SuperMedia owed no duty of care to defendants based on the contract; it was only obligated to provide them with advertising and listing services and had no independent duty to monitor the content of other listings. This was different than negligence with respect to an advertiser’s own information after the advertiser paid for a listing.
For similar reasons, the Texas Deceptive Trade Practices Act provided no help. Defendants alleged that SuperMedia orally promised that it would remove the false listings in order to induce them to renew their contract. But publishing ads for third party businesses didn’t make any representation about goods or services—such representations are made by the business listed, and the DTPA imposes no duty to monitor the listings for accuracy. (That doesn’t quite seem responsive to the argument defendants made.) A DTPA violation requires more than a breach of contract; oral representations inducing a party to contract aren’t enough, and that situation is governed by contract law. And anyway, defendants’ documents stated that SuperMedia told them that only Verizon could remove the fake listings; after they contacted Verizon, the listings at issue were removed.

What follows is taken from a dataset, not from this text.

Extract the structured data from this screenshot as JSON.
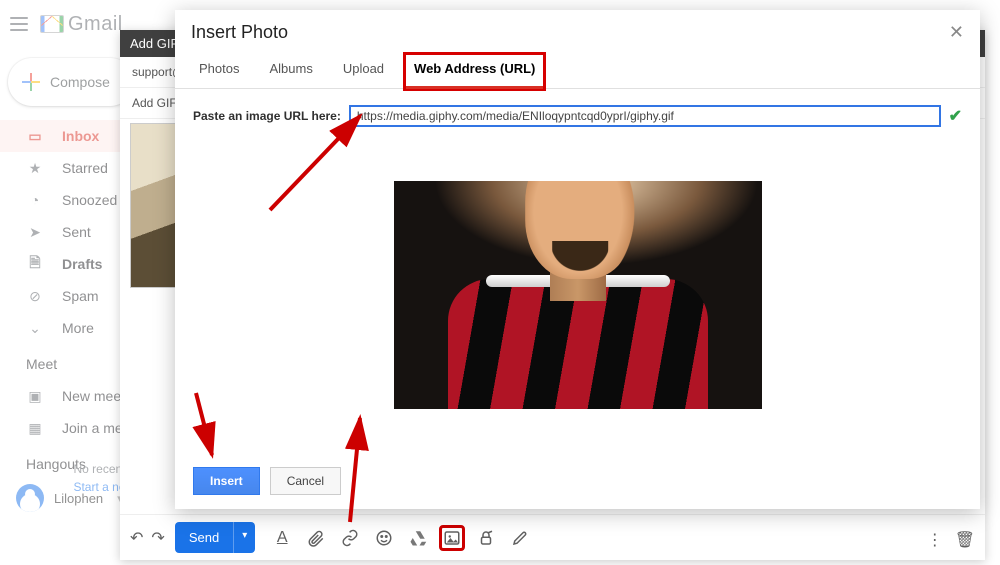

The Lanham Act didn’t apply because SuperMedia “did not make any representation in a commercial advertisement or otherwise.” It just published information provided by defendants and other businesses. Defendants didn’t have standing to bring a claim against the publisher of ads containing representations made by other advertisers (citing Am. Ass’n of Orthodontists v. Yellow Book USA, Inc., 434 F.3d 1100 (8th Cir. 2006), though secondary liability principles would’ve been a much more sensible way to deal with this, especially since the Lanham Act has a whole provision about this, 15 U.S.C. § 1114(2)(B)), and it would’ve avoided the need to discuss whether competition was required or a multifactor test should instead be used; the judge concluded that defendants lacked standing either way).